What happens when trading platforms evaporate, and all that remains is the prompt? This reality is so close I can see the whites of its eyes.
Today, right now, I have an intraday version of my breakout strategy running autonomously in a virtual environment. At the New York Session open, code screens for stocks that match my criteria, populates symbols into order tickets, determines trade levels and position sizing, and submits orders through my broker’s API. It manages positions that fill, closes working orders that don’t, and takes my account flat five minutes before session close.
When I want to alter anything about the strategy—screening criteria, risk levels, suppression rules, trade management—I never open a trading platform. Instead, I write a prompt.
This particular code contains my rules. But a stone’s throw into the future, anyone in the world will be able to direct their AI platform of choice to “trade Qullamaggie’s strategy in my personal brokerage account,” and an approximate replica—soup to nuts—will go to work.
All remaining friction between a human being and their ability to risk capital in financial markets is disintegrating. The technical execution layer of trading is compressing into an invisible layer humans simply speak to. As this occurs, where will edge remain?
The retail prompt trader of tomorrow may say, “I will just let the AI run and not touch it.” Just as traders across time have told themselves, “I will just leave my stop where it is and not move it.“ Or, “I won’t double my position size when I feel I’m due for a win.” Or, “I won’t switch strategies when I hit an extended losing streak.”
But they will intervene. Alter size on hope. Strategy hop during panic. Instantaneously.
Naval Ravikant released a new podcast last week outlining his vision of our AI-saturated future. At the 37-minute mark, he states with stark directness what I have seen myself:
“If you have [an AI] trading bot out there, it’s going to be nullified or canceled out by every other trading bot until all the remaining gain will go to the person with the human edge.”
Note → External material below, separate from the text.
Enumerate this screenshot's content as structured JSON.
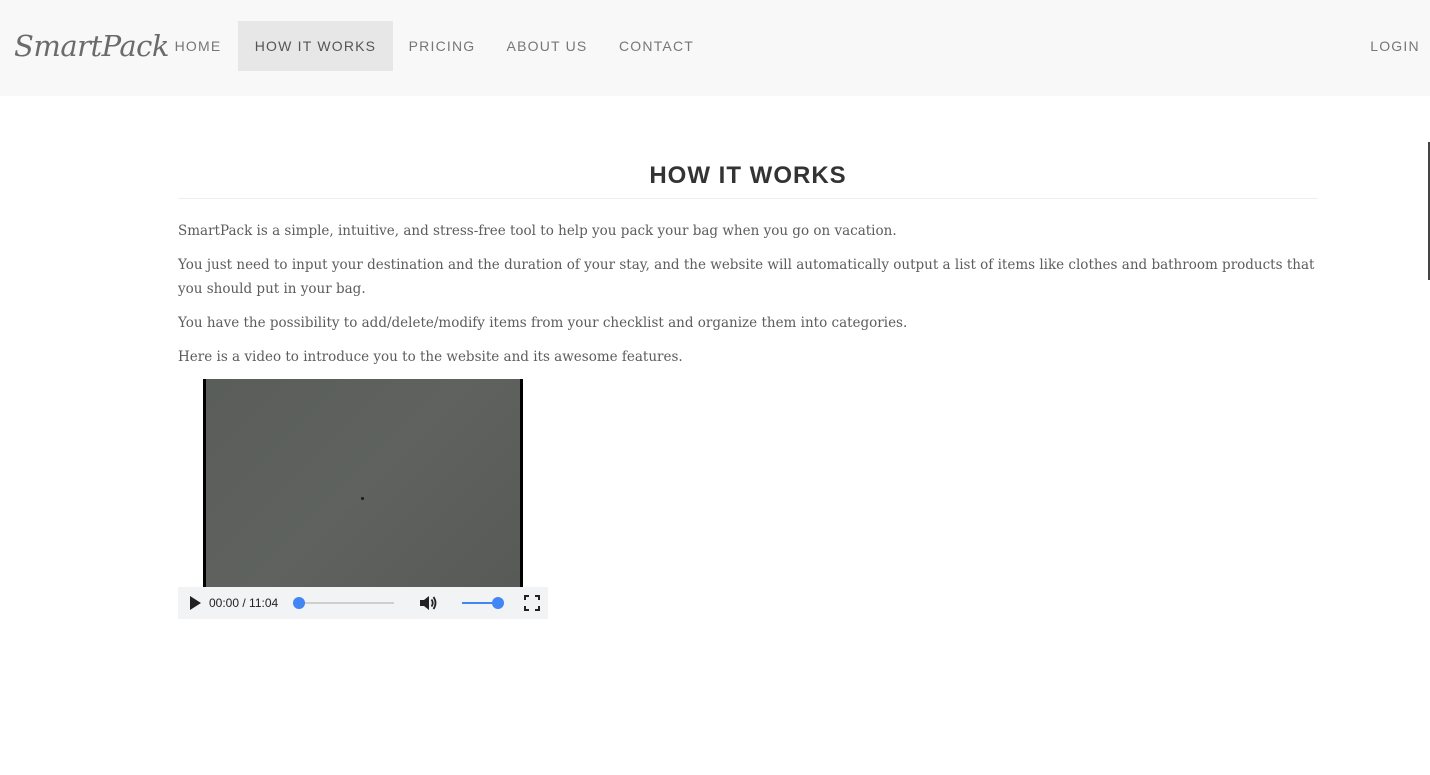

When execution earns nothing, what will your self-mastery yield?
Narratives Not Required
Our team has had a close eye on T-Notes. The 2-Year has been stabilizing above the long-term moving average for a year and half, with volatility compressing into an extremely tight range over the last six months.
Compressed volatility precedes expanded volatility. That expansion can move in either direction … but we’re leaning to the upside, and our Macro Ops Portfolio opened an anticipatory long position in late January.
In This Infinite Game two weeks ago, under “T-Notes on deck,” I featured a chart of the 5-Year T-Note, stating it “may have already tipped [bonds’] hand, breaking out of a five-month channel.”
This week, that breakout began to follow through.
With regard to this potential move in bonds and its implication for rates, a Collective member in our Comm Center raised the concern that he simply doesn’t see any existing narrative that would support such a move.
It’s a distinction that warrants discussion.
I am not a macro trader. But I have traded hundreds of technical pattern breakouts. And in my experience, “narratives” are a phenomenon of momentum. Narratives perpetuate a trend that has already taken hold.
In many—if not most cases—the initial breakout from a valid technical level is accompanied by no narrative at all.
A breakout may be accompanied by a discrete, moment-in-time “catalyst” such as a big earnings beat, or a change in policy stance, or geopolitical turmoil. But just as often there is absolutely no clear rationale for a breakout at the time that it takes place, and narratives take shape after the fact, once a clear trend has been established.
Perhaps the most vivid example of this phenomenon has been gold’s arc the last two years.
Gold broke out of a 12-and-a-half year base in March of 2024, and has gone on an astonishing 150% rise across 23 months.
Looking at the chart of gold today, our minds play a trick. They label the entire move explainable by a world of elevated geopolitical tension, policy unpredictability under Trump, and tariff shock.
But the truth is that this narrative formed deep into gold’s trend.
The “Liberation Day” tariffs, to cite the most clear-cut timestamp, were not announced until April 2, 2025, a full year after the initial breakout occurred.
An honest look back to March 2024 will show the initial breakout framed as a “shock” or “head‑scratching” move: price ripping to new highs faster than the visible fundamentals seemed to justify. The commentary leaned on generic explanations like rate‑cut hopes, geopolitics and technical momentum.
Gold’s move has been absolutely historic. I would never expect something as dramatic in bonds. But if you are a trader who combines the macro with the technical, as we do at Macro Ops, don’t let your mind fool you into believing in revisionist history, and passing on excellent risk-to-reward trade profiles because a clean narrative for such a move has yet to reveal itself.
The Pauses That Refresh
We rang the register on CASY this week following what has been one of the most resilient trends of this recent regime.
Many of the consolidations that had appeared in my screens for weeks have broken structure and been taken off my watch list until they set up again.